Absents. Pour des raisons de sécurité, de conservation et de coût, plusieurs des esquisses et aquarelles originales réalisées par Karl Bodmer au cours de son périple se sont pas montrées à Zurich. Elles sont conservées au Joslyn Art Museum de Omaha, dans le Nebraska et à la Newberry Library de Chicago.

Débuts. Karl Bodmer nait à Zurich en 1809. Il se forme auprès de son oncle maternel, le paysagiste J.J. Meier. En 1831, l’éditeur J. Höschler à Coblence publie quelques unes de ses vues du Rhin et de la Moselle, ce qui permet à l’artiste zurichois de se faire connaître.

Voyage. Le 7 mai 1832, Karl Bodmer embarque pour l’Amérique avec le prince Maximilian zu Wied-Neuwied.
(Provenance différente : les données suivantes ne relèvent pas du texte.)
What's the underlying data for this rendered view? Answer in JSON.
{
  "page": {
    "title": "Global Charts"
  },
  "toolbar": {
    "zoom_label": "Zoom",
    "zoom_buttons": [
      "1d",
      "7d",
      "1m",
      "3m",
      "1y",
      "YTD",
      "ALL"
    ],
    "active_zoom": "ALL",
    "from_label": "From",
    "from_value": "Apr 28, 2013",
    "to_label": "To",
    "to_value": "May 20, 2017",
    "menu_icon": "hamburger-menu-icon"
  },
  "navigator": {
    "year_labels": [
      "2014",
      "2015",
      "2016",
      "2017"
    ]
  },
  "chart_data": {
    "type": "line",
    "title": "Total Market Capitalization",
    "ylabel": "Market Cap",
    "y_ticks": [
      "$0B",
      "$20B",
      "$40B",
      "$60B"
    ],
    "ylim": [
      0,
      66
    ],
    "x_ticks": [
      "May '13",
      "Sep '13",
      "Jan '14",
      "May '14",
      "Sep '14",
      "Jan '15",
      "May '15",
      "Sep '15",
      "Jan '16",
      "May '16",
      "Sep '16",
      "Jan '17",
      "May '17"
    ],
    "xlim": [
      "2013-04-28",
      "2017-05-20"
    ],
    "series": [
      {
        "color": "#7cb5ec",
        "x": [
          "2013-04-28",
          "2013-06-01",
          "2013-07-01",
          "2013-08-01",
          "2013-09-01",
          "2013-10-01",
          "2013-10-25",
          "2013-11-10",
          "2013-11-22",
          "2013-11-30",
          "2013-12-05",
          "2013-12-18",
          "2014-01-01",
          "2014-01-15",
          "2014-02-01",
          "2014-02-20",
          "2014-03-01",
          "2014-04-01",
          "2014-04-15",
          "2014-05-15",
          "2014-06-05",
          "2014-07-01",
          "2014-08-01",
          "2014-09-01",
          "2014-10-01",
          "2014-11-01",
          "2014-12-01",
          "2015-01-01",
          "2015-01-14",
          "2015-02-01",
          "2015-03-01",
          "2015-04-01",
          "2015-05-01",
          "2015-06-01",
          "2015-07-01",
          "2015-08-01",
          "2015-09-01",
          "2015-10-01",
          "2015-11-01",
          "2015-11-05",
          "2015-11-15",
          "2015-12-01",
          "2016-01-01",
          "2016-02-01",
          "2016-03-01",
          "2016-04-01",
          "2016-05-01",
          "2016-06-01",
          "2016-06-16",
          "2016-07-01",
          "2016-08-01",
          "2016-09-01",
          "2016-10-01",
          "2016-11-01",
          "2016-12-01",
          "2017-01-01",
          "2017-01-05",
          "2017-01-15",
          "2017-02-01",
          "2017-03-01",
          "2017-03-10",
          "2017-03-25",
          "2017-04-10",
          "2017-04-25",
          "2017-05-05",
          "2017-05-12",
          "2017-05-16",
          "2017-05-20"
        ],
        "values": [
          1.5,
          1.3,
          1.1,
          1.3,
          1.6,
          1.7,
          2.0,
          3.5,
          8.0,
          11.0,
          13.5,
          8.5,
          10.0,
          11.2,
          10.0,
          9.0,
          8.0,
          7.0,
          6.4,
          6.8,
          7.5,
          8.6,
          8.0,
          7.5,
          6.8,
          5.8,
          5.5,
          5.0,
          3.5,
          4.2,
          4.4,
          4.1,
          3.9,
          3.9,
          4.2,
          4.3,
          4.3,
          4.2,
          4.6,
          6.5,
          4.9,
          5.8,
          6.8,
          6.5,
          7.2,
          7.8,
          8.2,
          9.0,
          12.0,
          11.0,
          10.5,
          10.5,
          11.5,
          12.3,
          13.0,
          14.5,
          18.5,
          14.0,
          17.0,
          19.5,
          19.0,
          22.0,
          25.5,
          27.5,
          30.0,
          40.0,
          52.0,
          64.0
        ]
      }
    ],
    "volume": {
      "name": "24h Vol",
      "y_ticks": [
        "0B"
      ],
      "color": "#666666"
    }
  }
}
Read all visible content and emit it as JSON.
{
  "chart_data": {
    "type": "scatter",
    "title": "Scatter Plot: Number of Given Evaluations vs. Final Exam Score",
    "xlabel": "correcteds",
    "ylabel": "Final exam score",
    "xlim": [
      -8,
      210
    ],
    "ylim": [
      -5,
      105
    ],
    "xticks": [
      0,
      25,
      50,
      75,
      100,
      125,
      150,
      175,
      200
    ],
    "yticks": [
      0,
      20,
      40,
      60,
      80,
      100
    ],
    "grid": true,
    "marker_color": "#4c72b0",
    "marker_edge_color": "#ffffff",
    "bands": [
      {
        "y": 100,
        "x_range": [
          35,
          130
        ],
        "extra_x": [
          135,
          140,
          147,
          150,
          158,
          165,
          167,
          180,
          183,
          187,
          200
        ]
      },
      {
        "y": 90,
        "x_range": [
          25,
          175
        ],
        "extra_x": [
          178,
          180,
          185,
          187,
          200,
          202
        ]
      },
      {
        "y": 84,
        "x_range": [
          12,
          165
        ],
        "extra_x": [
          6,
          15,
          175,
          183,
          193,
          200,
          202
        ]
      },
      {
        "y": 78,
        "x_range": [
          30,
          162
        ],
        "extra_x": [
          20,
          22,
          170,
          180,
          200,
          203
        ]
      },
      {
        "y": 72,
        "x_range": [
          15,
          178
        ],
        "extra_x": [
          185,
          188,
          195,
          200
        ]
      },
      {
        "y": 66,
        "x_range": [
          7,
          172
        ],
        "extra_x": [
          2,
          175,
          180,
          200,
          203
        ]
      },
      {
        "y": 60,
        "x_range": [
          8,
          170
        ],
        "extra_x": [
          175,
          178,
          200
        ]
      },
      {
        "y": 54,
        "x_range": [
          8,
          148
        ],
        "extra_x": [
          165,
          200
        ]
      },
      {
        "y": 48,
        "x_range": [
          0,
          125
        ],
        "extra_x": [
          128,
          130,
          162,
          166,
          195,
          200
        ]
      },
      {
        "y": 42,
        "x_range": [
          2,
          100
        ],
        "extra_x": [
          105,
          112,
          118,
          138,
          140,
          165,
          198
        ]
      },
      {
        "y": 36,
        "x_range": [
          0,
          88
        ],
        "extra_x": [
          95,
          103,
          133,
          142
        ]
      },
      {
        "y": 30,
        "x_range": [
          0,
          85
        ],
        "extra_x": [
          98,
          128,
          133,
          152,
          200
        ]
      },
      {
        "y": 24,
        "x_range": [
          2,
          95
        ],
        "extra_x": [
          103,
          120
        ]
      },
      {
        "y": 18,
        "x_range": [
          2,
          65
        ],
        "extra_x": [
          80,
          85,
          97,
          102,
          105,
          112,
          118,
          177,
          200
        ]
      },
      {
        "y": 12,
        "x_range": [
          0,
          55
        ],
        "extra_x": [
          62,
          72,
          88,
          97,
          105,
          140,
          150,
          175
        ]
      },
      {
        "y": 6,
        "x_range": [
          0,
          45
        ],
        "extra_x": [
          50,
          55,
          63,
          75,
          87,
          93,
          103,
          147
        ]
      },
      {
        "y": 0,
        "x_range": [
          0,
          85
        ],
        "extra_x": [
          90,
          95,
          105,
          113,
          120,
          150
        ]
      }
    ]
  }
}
L’artiste réalisera quelque 400 illustrations, esquisses et aquarelles.

Ensuite. A leur retour, en 1834, Karl Bodmer part s’installer à Paris où, s’inspirant de ses dessins rapportés d’outre Atlantique, il signera 81 gravures et aquarelles (ou aquatintes) publiées en grand format pour les besoins d’un atlas notamment.

Fin. Karl Bodmer décède à Paris en 1893.

Débuts. Le prince Maximilian zu Wied-Neuwied nait à Neuwied en 1782. Il fait ses études à Göttingen avec J.F. Blumenbach (à qui l’on attribue la paternité de l’anthropologie physique) entre 1815 et 1817 et entreprend une première expédition au Brésil, dont il publiera un compte-rendu.

Voyage. De 1832 à 1834, Maximilian zu Wied-Neuwied entreprend sa seconde expédition scientifique, cette fois en Améerique du Nord, avec Karl Bodmer.

Ensuite. Le récit de ce périple a été publié en allemand en 1839 et en 1841 sous le titre «Reise in das innere Nord-America in den Jahren 1832 – 1834». D’autres publications, en anglais et en français, sont éditées par la suite.

Fin. Le prince Maximilien zu Wied-Neuwied meurt en 1867 à Neuwied.